This is a recipe for Hunkar Begendi, a Turkish eggplant puree that Joyce Goldstein served at her restaurant Square One in San Francisco as a bed for little meatballs in tomato sauce. Yes, I have served this puree with little meatballs, but it also goes well with lamb chops and is an excellent component of a vegetable plate.
Hunkar Begendi - Turkish Eggplant Puree
Adapted from The Mediterranean Kitchen by Joyce Goldstein
3 eggplants, about one pound each (not little Japanese ones)
1/2 cup freshly grated Parmesan cheese
1 cup of bechamel sauce made with the following:
2 tablespoons unsalted butter
2 tablespoons flour
1 cup heavy cream
1/2 teaspoon salt
1/4 teaspoon pepper
Pinch of freshly grated nutmeg
Preheat the oven to 450°F.
Do not peel the eggplants. Wash them and prick them in a few places with a fork. Put in a roasting pan, and bake, turning occasionally, until they feel soft. This will take about 45 minutes to one hour depending on your oven and the eggplants.
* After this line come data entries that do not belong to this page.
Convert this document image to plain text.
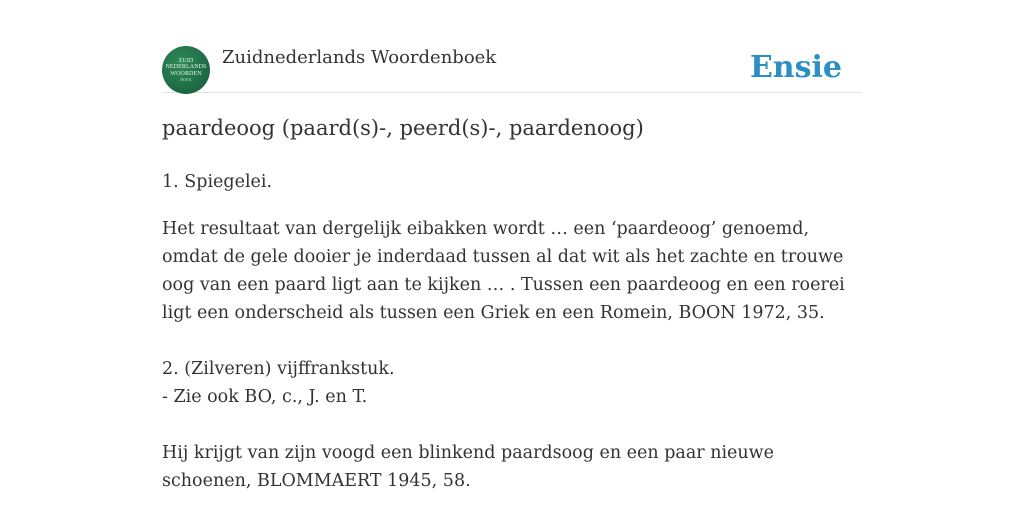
ZUID
NEDERLANDS
WOORDEN
BOEK
Zuidnederlands Woordenboek	Ensie
paardeoog (paard(s)-, peerd(s)-, paardenoog)

1. Spiegelei.

Het resultaat van dergelijk eibakken wordt … een ‘paardeoog’ genoemd, omdat de gele dooier je inderdaad tussen al dat wit als het zachte en trouwe oog van een paard ligt aan te kijken … . Tussen een paardeoog en een roerei ligt een onderscheid als tussen een Griek en een Romein, BOON 1972, 35.

2. (Zilveren) vijffrankstuk.

- Zie ook BO, c., J. en T.

Hij krijgt van zijn voogd een blinkend paardsoog en een paar nieuwe schoenen, BLOMMAERT 1945, 58.
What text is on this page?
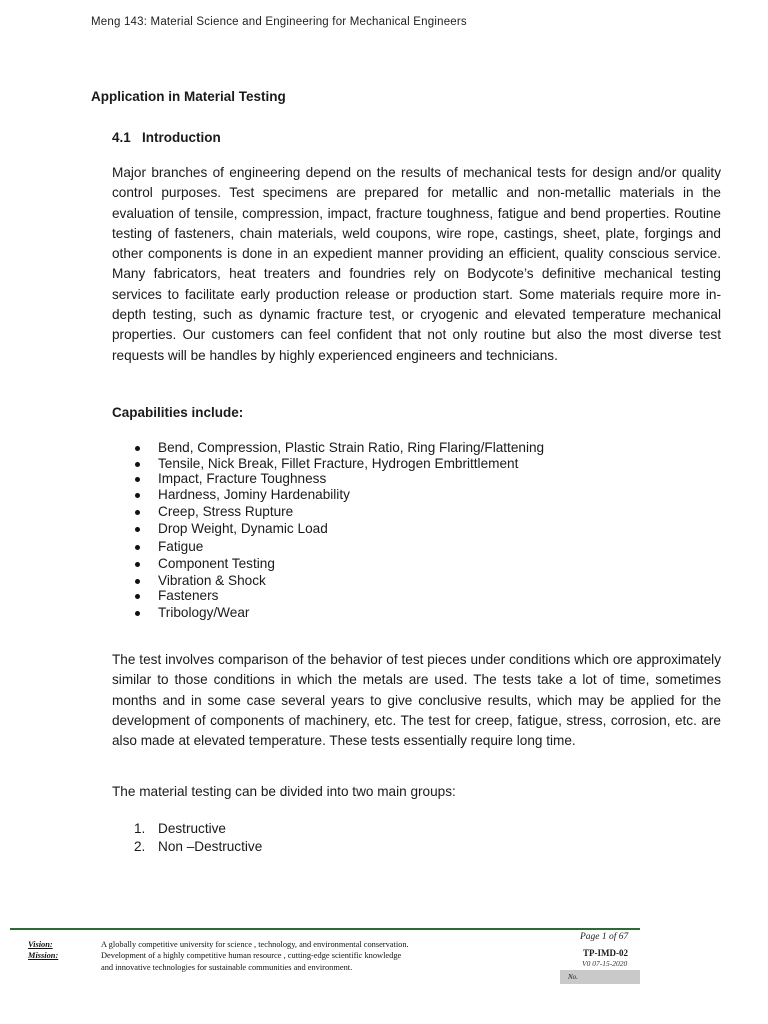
Meng 143: Material Science and Engineering for Mechanical Engineers
Application in Material Testing
4.1 Introduction

Major branches of engineering depend on the results of mechanical tests for design and/or quality control purposes. Test specimens are prepared for metallic and non-metallic materials in the evaluation of tensile, compression, impact, fracture toughness, fatigue and bend properties. Routine testing of fasteners, chain materials, weld coupons, wire rope, castings, sheet, plate, forgings and other components is done in an expedient manner providing an efficient, quality conscious service. Many fabricators, heat treaters and foundries rely on Bodycote’s definitive mechanical testing services to facilitate early production release or production start. Some materials require more in-depth testing, such as dynamic fracture test, or cryogenic and elevated temperature mechanical properties. Our customers can feel confident that not only routine but also the most diverse test requests will be handles by highly experienced engineers and technicians.

Capabilities include:
Bend, Compression, Plastic Strain Ratio, Ring Flaring/Flattening
Tensile, Nick Break, Fillet Fracture, Hydrogen Embrittlement
Impact, Fracture Toughness
Hardness, Jominy Hardenability
Creep, Stress Rupture
Drop Weight, Dynamic Load
Fatigue
Component Testing
Vibration & Shock
Fasteners
Tribology/Wear

The test involves comparison of the behavior of test pieces under conditions which ore approximately similar to those conditions in which the metals are used. The tests take a lot of time, sometimes months and in some case several years to give conclusive results, which may be applied for the development of components of machinery, etc. The test for creep, fatigue, stress, corrosion, etc. are also made at elevated temperature. These tests essentially require long time.

The material testing can be divided into two main groups:

1. Destructive
2. Non –Destructive
Page 1 of 67
TP-IMD-02
V0 07-15-2020
No.
Vision:	A globally competitive university for science , technology, and environmental conservation.
Mission:	Development of a highly competitive human resource , cutting-edge scientific knowledge
and innovative technologies for sustainable communities and environment.
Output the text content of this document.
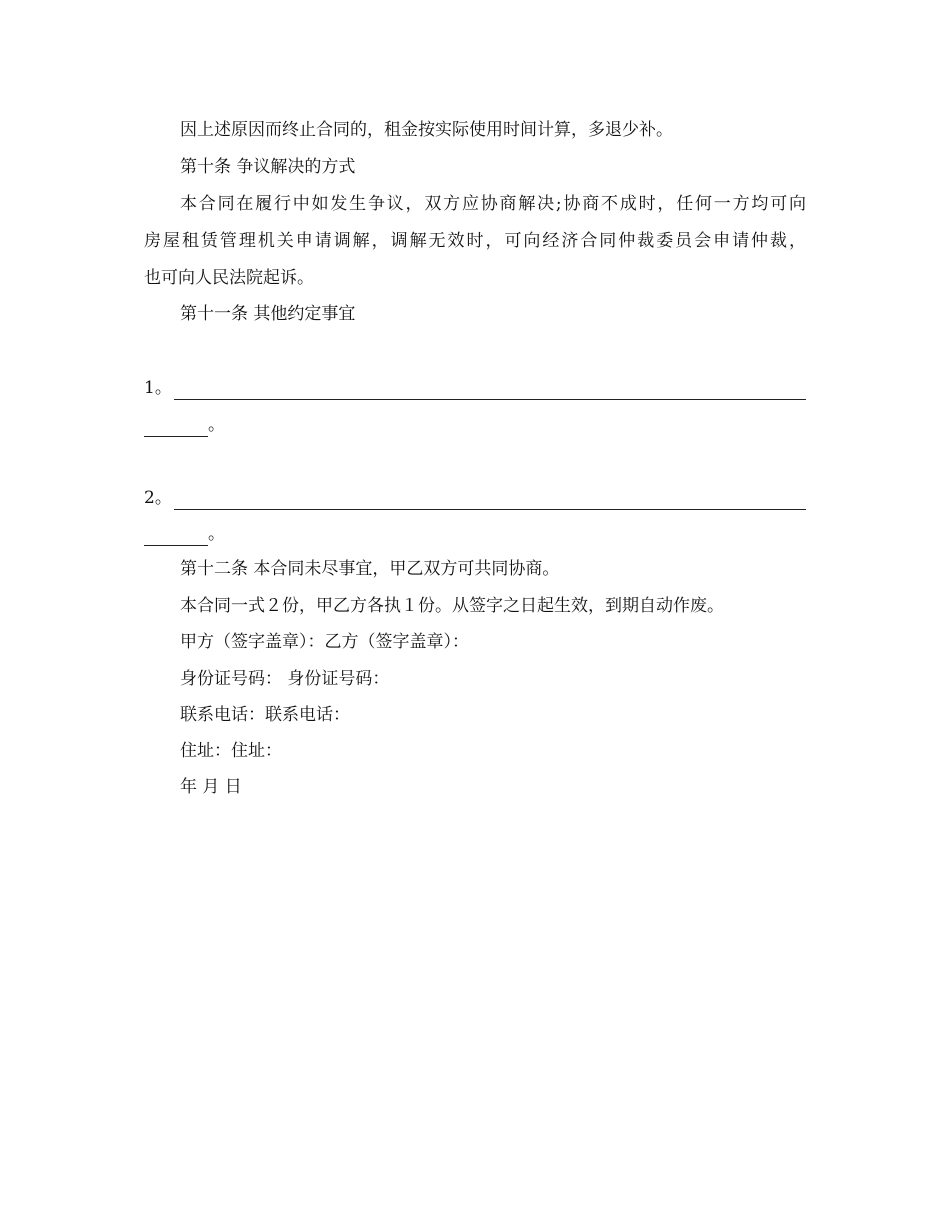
因上述原因而终止合同的，租金按实际使用时间计算，多退少补。
第十条 争议解决的方式
本合同在履行中如发生争议，双方应协商解决;协商不成时，任何一方均可向
房屋租赁管理机关申请调解，调解无效时，可向经济合同仲裁委员会申请仲裁，
也可向人民法院起诉。
第十一条 其他约定事宜
1。
。
2。
。
第十二条 本合同未尽事宜，甲乙双方可共同协商。
本合同一式２份，甲乙方各执１份。从签字之日起生效，到期自动作废。
甲方（签字盖章）：乙方（签字盖章）：
身份证号码： 身份证号码：
联系电话：联系电话：
住址：住址：
年 月 日
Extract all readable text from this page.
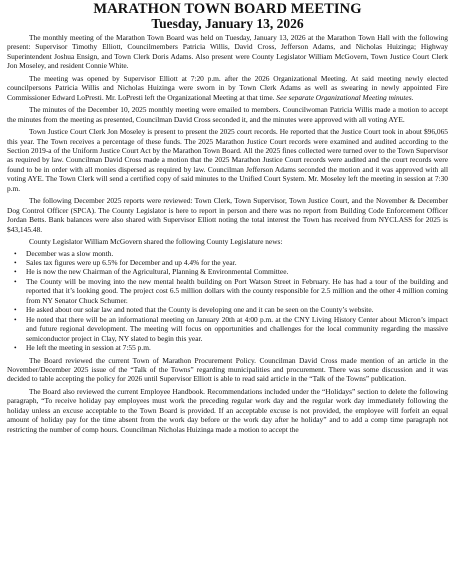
MARATHON TOWN BOARD MEETING
Tuesday, January 13, 2026

The monthly meeting of the Marathon Town Board was held on Tuesday, January 13, 2026 at the Marathon Town Hall with the following present: Supervisor Timothy Elliott, Councilmembers Patricia Willis, David Cross, Jefferson Adams, and Nicholas Huizinga; Highway Superintendent Joshua Ensign, and Town Clerk Doris Adams. Also present were County Legislator William McGovern, Town Justice Court Clerk Jon Moseley, and resident Connie White.

The meeting was opened by Supervisor Elliott at 7:20 p.m. after the 2026 Organizational Meeting. At said meeting newly elected councilpersons Patricia Willis and Nicholas Huizinga were sworn in by Town Clerk Adams as well as swearing in newly appointed Fire Commissioner Edward LoPresti. Mr. LoPresti left the Organizational Meeting at that time. See separate Organizational Meeting minutes.

The minutes of the December 10, 2025 monthly meeting were emailed to members. Councilwoman Patricia Willis made a motion to accept the minutes from the meeting as presented, Councilman David Cross seconded it, and the minutes were approved with all voting AYE.

Town Justice Court Clerk Jon Moseley is present to present the 2025 court records. He reported that the Justice Court took in about $96,065 this year. The Town receives a percentage of these funds. The 2025 Marathon Justice Court records were examined and audited according to the Section 2019-a of the Uniform Justice Court Act by the Marathon Town Board. All the 2025 fines collected were turned over to the Town Supervisor as required by law. Councilman David Cross made a motion that the 2025 Marathon Justice Court records were audited and the court records were found to be in order with all monies dispersed as required by law. Councilman Jefferson Adams seconded the motion and it was approved with all voting AYE. The Town Clerk will send a certified copy of said minutes to the Unified Court System. Mr. Moseley left the meeting in session at 7:30 p.m.

The following December 2025 reports were reviewed: Town Clerk, Town Supervisor, Town Justice Court, and the November & December Dog Control Officer (SPCA). The County Legislator is here to report in person and there was no report from Building Code Enforcement Officer Jordan Betts. Bank balances were also shared with Supervisor Elliott noting the total interest the Town has received from NYCLASS for 2025 is $43,145.48.

County Legislator William McGovern shared the following County Legislature news:

• December was a slow month.
• Sales tax figures were up 6.5% for December and up 4.4% for the year.
• He is now the new Chairman of the Agricultural, Planning & Environmental Committee.
• The County will be moving into the new mental health building on Port Watson Street in February. He has had a tour of the building and reported that it’s looking good. The project cost 6.5 million dollars with the county responsible for 2.5 million and the other 4 million coming from NY Senator Chuck Schumer.
• He asked about our solar law and noted that the County is developing one and it can be seen on the County’s website.
• He noted that there will be an informational meeting on January 20th at 4:00 p.m. at the CNY Living History Center about Micron’s impact and future regional development. The meeting will focus on opportunities and challenges for the local community regarding the massive semiconductor project in Clay, NY slated to begin this year.
• He left the meeting in session at 7:55 p.m.

The Board reviewed the current Town of Marathon Procurement Policy. Councilman David Cross made mention of an article in the November/December 2025 issue of the “Talk of the Towns” regarding municipalities and procurement. There was some discussion and it was decided to table accepting the policy for 2026 until Supervisor Elliott is able to read said article in the “Talk of the Towns” publication.

The Board also reviewed the current Employee Handbook. Recommendations included under the “Holidays” section to delete the following paragraph, “To receive holiday pay employees must work the preceding regular work day and the regular work day immediately following the holiday unless an excuse acceptable to the Town Board is provided. If an acceptable excuse is not provided, the employee will forfeit an equal amount of holiday pay for the time absent from the work day before or the work day after he holiday” and to add a comp time paragraph not restricting the number of comp hours. Councilman Nicholas Huizinga made a motion to accept the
Remove them from the oven, and let cool slightly until you can handle them. Cut them in half, scoop the flesh into a colander to drain for about 15 minutes. Puree the flesh in a food processor.
While the eggplants are cooling, make the bechamel.
Heat the heavy cream in a microwave until warm. Melt the butter in a saucepan over low heat. Add the flour, and cook, stirring for about 4 minutes until well blended. Whisk in the warm cream, and continue to whisk until the sauce is thick. This should take 4 minutes. Then add the salt, pepper, and nutmeg.
Mix the eggplant puree, bechamel, and Parmesan cheese in a bowl. Adjust the seasoning, if necessary. You can keep it warm over hot water in a pan or heat in the microwave right before serving.
Mix the eggplant puree, bechamel, and Parmesan cheese in a bowl. Adjust the seasoning, if necessary. You can keep it warm over hot water in a pan or heat in the microwave right before serving.